Dans le même temps, le Burundi a intensifié son engagement militaire dans le Sud-Kivu afin de freiner l'avancée du M23 et de ses alliés banyamulenge, les Twirwaneho, alliés au groupe armé burundais Résistance pour un État de droit au Burundi (RED Tabara).
Bien que le Rwanda, l'Ouganda et le Burundi ne soient pas actuellement alignés, la situation ressemble de plus en plus à celle de la fin des années 1990, lorsque les interventions non sollicitées des États voisins ont entraîné une balkanisation effective de l'État congolais. Seules les interventions du Zimbabwe, de l'Angola, de la Namibie, du Tchad et du Soudan ont permis de rééquilibrer la dynamique militaire, ouvrant la voie à l’accord de Lusaka en 1999 et à l'accord de Sun City en 2002.

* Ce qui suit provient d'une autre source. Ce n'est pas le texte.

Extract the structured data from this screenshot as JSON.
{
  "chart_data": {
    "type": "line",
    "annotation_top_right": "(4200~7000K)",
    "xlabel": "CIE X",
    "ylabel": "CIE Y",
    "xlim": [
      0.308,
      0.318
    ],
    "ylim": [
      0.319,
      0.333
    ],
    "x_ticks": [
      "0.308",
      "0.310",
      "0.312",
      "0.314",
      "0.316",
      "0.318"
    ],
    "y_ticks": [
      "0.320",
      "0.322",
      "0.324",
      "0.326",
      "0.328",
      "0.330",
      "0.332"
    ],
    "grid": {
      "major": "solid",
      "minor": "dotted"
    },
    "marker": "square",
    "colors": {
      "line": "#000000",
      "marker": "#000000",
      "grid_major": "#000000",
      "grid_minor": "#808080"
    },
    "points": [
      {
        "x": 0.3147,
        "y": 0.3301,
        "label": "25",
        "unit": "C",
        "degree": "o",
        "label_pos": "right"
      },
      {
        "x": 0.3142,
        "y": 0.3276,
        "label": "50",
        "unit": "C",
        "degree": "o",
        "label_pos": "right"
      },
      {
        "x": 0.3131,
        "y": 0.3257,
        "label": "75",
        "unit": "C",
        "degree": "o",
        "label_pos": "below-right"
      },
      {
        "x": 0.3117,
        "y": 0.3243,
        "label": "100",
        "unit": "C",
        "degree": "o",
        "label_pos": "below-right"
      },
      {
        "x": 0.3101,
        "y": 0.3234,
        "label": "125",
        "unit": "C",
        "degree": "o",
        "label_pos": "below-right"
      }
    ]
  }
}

La diplomatie sans moyen de pression ne suffit pas. La communauté internationale doit tirer les leçons de l'histoire récente et adapter son approche, en associant le dialogue à la dissuasion, les paroles à la force, et les processus de paix à des mécanismes d'application. Toute autre approche risque de renforcer le statu quo et de permettre la destruction silencieuse de la souveraineté congolaise, province après province.